In many Western languages we use the verb "to be" in such sentences as:


"I am Italian"


"I am an office worker"


"I am a husband"


"She is my wife"


"Rodrigo Duterte is the president of the Philippines"


"Mocha Uson is a politician"


And so on


In Tagalog these sentences would literally read:


"Italian I"-Italyano ako


"Office worker I"-Empleyado ako


"Husband I"-Asawang lalaki ako


"My wife she"-Asawa ko siya


"President of the Philippines Rodrigo Duterte"-Presidente ng Pilipinas si Rodrigo Duterte (I have explained how to use the marker si before a personal name in my post about markers in Tagalog)


"Politician Mocha Uson"-Pulitiko si Mocha Uson


The order of all these sentences can be switched by using the marker ay.

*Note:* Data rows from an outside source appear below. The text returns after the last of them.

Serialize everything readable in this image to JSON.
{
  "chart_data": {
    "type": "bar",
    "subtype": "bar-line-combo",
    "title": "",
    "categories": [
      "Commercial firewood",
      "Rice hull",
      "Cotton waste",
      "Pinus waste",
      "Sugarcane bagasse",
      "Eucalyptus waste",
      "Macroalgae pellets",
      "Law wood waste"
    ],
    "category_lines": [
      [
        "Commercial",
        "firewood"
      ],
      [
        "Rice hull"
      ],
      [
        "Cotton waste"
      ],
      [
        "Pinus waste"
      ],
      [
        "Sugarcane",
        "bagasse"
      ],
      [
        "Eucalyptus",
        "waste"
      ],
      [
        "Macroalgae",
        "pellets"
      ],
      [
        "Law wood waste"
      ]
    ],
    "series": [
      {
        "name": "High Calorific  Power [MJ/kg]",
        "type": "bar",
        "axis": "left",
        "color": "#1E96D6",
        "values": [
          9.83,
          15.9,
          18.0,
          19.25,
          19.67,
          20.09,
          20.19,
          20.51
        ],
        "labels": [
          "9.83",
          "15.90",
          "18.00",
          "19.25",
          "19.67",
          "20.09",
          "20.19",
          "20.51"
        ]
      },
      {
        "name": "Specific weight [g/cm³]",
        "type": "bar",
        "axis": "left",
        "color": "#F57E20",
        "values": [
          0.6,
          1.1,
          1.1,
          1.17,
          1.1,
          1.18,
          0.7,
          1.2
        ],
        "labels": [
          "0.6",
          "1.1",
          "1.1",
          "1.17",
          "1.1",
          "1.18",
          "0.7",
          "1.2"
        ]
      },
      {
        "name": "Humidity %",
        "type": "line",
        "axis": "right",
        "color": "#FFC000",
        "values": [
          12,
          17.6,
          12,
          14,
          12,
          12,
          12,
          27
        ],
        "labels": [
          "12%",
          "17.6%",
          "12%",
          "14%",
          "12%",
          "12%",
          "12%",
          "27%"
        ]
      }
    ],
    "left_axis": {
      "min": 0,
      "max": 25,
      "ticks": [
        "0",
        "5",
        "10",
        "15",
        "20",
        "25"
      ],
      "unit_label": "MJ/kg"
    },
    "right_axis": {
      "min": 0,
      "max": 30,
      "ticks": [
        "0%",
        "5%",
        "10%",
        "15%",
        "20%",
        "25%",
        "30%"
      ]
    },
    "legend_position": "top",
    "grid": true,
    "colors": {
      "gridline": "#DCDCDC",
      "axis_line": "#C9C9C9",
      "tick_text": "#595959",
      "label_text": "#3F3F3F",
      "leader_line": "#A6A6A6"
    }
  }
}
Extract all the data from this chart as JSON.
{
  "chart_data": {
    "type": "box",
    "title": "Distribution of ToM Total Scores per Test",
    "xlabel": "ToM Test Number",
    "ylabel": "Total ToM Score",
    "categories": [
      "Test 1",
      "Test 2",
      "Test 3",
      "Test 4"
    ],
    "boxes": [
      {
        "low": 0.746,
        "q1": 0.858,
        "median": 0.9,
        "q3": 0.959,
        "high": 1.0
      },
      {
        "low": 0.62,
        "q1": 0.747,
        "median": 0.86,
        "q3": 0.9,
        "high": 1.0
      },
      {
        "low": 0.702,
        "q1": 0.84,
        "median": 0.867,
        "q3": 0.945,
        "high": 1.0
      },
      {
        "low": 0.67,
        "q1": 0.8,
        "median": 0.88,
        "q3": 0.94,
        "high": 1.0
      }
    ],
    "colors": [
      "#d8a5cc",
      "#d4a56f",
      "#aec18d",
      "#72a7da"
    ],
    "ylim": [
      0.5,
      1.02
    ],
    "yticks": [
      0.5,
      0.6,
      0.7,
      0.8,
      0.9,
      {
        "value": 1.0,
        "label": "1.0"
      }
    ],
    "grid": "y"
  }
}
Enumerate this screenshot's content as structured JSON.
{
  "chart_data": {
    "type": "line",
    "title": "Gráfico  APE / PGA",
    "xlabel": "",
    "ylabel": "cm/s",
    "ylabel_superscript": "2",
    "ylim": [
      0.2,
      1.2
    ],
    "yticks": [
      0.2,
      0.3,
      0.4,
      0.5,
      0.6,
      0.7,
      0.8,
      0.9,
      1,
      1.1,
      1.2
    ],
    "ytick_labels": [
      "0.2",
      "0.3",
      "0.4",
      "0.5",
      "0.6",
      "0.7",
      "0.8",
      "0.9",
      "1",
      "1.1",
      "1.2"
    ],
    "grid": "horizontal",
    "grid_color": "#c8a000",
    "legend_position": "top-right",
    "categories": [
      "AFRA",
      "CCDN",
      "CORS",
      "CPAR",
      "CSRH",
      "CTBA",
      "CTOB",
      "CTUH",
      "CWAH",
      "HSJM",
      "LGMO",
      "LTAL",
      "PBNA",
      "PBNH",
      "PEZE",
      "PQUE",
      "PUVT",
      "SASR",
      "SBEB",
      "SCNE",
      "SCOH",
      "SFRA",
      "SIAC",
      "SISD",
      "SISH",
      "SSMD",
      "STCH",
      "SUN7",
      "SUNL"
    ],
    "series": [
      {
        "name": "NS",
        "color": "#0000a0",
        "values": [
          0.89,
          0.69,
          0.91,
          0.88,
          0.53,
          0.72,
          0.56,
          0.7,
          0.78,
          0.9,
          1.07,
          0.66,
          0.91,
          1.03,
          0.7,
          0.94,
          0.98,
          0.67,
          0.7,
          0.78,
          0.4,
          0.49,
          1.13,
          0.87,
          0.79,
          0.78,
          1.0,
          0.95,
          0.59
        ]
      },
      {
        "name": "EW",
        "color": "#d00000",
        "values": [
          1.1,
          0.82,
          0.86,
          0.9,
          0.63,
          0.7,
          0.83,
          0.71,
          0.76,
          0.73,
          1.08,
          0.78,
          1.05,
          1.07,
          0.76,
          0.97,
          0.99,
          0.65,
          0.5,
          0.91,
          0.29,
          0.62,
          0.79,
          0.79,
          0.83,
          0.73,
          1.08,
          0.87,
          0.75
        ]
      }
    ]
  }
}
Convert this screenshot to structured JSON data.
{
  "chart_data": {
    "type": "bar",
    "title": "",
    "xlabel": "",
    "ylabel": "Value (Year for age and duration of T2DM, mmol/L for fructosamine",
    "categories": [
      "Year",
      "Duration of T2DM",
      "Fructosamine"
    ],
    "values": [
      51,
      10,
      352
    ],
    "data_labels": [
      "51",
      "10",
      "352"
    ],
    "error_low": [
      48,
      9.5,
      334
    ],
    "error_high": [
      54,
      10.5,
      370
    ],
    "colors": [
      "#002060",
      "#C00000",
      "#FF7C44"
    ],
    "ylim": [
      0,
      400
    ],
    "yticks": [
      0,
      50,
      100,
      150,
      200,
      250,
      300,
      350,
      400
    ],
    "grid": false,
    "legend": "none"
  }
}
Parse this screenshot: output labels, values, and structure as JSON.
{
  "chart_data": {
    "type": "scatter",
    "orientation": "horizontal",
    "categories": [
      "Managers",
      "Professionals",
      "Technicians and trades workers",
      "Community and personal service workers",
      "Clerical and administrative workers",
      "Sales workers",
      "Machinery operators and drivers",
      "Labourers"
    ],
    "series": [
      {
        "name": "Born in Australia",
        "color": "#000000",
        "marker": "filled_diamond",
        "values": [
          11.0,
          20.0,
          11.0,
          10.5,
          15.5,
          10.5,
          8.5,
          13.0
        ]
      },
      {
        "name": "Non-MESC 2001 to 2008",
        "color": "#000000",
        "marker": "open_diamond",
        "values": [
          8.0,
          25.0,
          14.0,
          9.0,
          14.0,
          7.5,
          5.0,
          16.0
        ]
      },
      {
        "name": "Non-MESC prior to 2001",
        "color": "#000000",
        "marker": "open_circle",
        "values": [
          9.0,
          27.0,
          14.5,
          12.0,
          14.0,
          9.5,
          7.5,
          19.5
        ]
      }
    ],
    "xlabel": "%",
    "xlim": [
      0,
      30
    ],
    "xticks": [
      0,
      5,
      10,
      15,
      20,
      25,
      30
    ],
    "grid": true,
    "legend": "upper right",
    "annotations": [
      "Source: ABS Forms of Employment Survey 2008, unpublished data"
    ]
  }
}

So, for example, the expression Italyano ako can be flipped like this: ako ay Italyano


Pulitiko si Mocha Uson can be switched and turned into: si Mocha Uson ay (ang isang) pulitiko


The same kind of switching can be done when using verbs


If, for example, I am using the verb to go in a sentence like pumunta ako sa Pilipinas (I went to the Philippines), I can flip that sentence and say: ako ay pumunta sa Pilipinas


Or, if I say something like nagbabasa ako ng isang aklat (I am reading a book), I can switch it like this: ako ay nagbabasa ng isang aklat 


Just remember that ay is just a marker that switches the order of the sentence and has nothing to do with the verb to be, as there is no verb to be in Tagalog.


Ay can also have another meaning: you can hear it in a sentence like ay naku! 


In this case ay basically means oh, and the whole expression ay naku! means something like oh my goodness!


I hope this clarifies what ay means in Tagalog.